We include a graphic in order to see the stability (resp. non stability) regions:

We consider now a second example. Let us fix \(\alpha >1\), take some \(\beta >\alpha \) and consider the weight matrix \(\mathcal {L}^{(\beta )}=\{\overline{\mathbb {G}}^{\beta -\frac{1}{p+1}}: p>0\}\). Note that the ultraholomorphic class associated with \(\mathcal {L}^{(\beta )}\) is strictly smaller than the class associated with the constant matrix \(\overline{\mathcal {G}}^{\beta }=\{\overline{\mathbb {G}}^{\beta }: p>0\}\). Under these assumptions, let us observe that \(\overline{\mathbb {G}}^{\beta -\frac{1}{p+1}}\) is an (lc) sequence for all \(p>0\). Then Theorem 5.12 guarantees that the class \(\mathcal {A}_{\{\mathcal {L}^{(\beta )}\}}(S_{\alpha })\) is stable, thanks to the fact that \(\beta -\frac{1}{p+1}>1\) for large p, and we can ensure that the corresponding matrix has \((\mathcal {M}_{\{{\text {rai}}\}})\).

7.2 q-Gevrey case

In this subsection, we will work, for \(q>1\), with the q-Gevrey sequence, i.e. \(\mathbb {M}_q=(q^{j^2})_{j\ge 0}\). First, thanks to the fact that the sequence \(\mathbb {M}_q\) has (lc) and (dc), and moreover is also (lc), we can easily prove the stability properties for the class \(\mathcal {A}_{\{\mathbb {M}_q\}}(S_{\alpha })\).
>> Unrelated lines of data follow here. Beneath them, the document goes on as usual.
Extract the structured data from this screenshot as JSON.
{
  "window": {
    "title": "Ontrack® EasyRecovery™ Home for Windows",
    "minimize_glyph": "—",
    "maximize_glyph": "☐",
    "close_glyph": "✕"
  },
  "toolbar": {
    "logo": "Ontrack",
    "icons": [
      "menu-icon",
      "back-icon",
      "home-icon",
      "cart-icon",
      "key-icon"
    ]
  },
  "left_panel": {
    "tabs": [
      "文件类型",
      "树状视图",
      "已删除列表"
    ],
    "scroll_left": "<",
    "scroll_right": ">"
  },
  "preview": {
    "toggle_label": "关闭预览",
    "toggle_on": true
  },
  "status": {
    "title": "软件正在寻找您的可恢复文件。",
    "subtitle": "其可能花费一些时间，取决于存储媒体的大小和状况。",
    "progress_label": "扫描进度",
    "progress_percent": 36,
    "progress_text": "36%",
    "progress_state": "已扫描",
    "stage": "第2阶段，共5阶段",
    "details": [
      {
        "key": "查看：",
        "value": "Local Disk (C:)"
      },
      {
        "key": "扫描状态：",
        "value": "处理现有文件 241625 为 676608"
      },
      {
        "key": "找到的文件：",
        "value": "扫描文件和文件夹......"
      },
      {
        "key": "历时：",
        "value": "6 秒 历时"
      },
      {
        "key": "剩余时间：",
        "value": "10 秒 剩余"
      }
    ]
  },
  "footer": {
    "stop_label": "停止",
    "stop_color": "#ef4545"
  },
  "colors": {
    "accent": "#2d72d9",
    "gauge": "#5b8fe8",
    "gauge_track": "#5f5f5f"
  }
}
For \(\alpha \in (0,1]\), the Corollary 5.10 ensures that the class \(\mathcal {A}_{\{\mathbb {M}_q\}}(S_{\alpha })\) is stable. On the other hand, for \(\alpha >1\) and for any \(\beta >\alpha \) the sequence \(\overline{\mathbb {G}}^{1-\beta }\mathbb {M}_q\) is equivalent to an (lc) sequence, because the gamma index of \(\mathbb {M}_q\) is infinity. So, the Corollary 5.16 again ensures the stability.

Now, we want to study the stability properties for the class \(\mathcal {A}_{\{\omega _{\mathbb {M}_q}\}}(S_{\alpha })\). For this purpose, let us observe that we can estimate the normalized weight function \( \omega _{\mathbb {M}_q}\),

$$\begin{aligned} \omega _{\mathbb {M}_q}(t)= \sup _{j\in \mathbb {N}_0} \ln \left( \frac{t^{j}}{q^{j^2}}\right) =\sup _{j\in \mathbb {N}_0} (j\ln (t)-j^2\ln (q)),\quad t>1. \end{aligned}$$

Obviously, \(\omega _{\mathbb {M}_q}(t)\) is bounded above by the supremum of \(x\ln (t)-x^2\ln (q)\) when x runs over \((0,\infty )\), which is easily obtained by elementary calculus and occurs at the point

$$\begin{aligned} \left( \frac{\ln (t)}{2\ln (q)},\frac{\ln ^2(t)}{4\ln (q)}\right) . \end{aligned}$$

In particular, it is easy to check that \(\omega (t):=\ln ^2(t)/(4\ln (q))\) verifies (after normalization in the interval [0, 1]) that \(\omega \in {\mathcal {W}}\), \(\omega \) has \((\omega _5)\) (and therefore \((\omega _2)\)) and \(\omega {\sim }\omega _{\mathbb {M}_q}\), so the corresponding matrices \(\mathcal {M}_\omega \) and \(\mathcal {M}_{\omega _{\mathbb {M}_q}}\) are R-equivalent. In order to compute the matrix associated with \(\omega \), the Legendre–Fenchel–Young-conjugate of \(\varphi _{\omega }\) is

$$\begin{aligned} \varphi ^{*}_{\omega }(x):=\sup _{y\ge 0}\{x y-\omega (\exp (y))\}=x^2\ln (q)=\ln (q^{x^2}),\quad x\ge 0. \end{aligned}$$

So, we have that

$$\begin{aligned} W^{(\ell )}_j=\exp (\frac{1}{\ell }\varphi ^{*}_{\omega }(\ell _j))=q^{\ell j^2},\qquad j\ge 0, \text { and therefore}\qquad \mathbb {W}^{(\ell )}=(q^{\ell j^2})_{j\ge 0},\qquad \ell >0. \end{aligned}$$

Note that each sequence \(\mathbb {W}^{(\ell )}\) is (lc), (dc) and has the property (rai) for all \(\ell >0\), in this situation Theorem 6.2 ensures that the class \(\mathcal {A}_{\{\omega \}}(S_{\alpha })\) (resp. \(\mathcal {A}_{\{\omega _{\mathbb {M}_q}\}}(S_{\alpha })\)) is stable for \(\alpha \in (0,1]\). On the other hand, note that \(\gamma (\omega )=\infty \), since \(\gamma (\omega )\ge \gamma (\mathbb {W}^{(\ell )})\) for all \(\ell >0\) (see Sect. 2.7) and \(\gamma (\mathbb {W}^{(\ell )})\) is also infinity. In this case, Remark 6.6 ensures that we can apply Theorem 6.5 in order to deduce that the class \(\mathcal {A}_{\{\omega \}}(S_{\alpha })\) (resp. \(\mathcal {A}_{\{\omega _{\mathbb {M}_q}\}}(S_{\alpha })\)) is stable for \(\alpha >1\).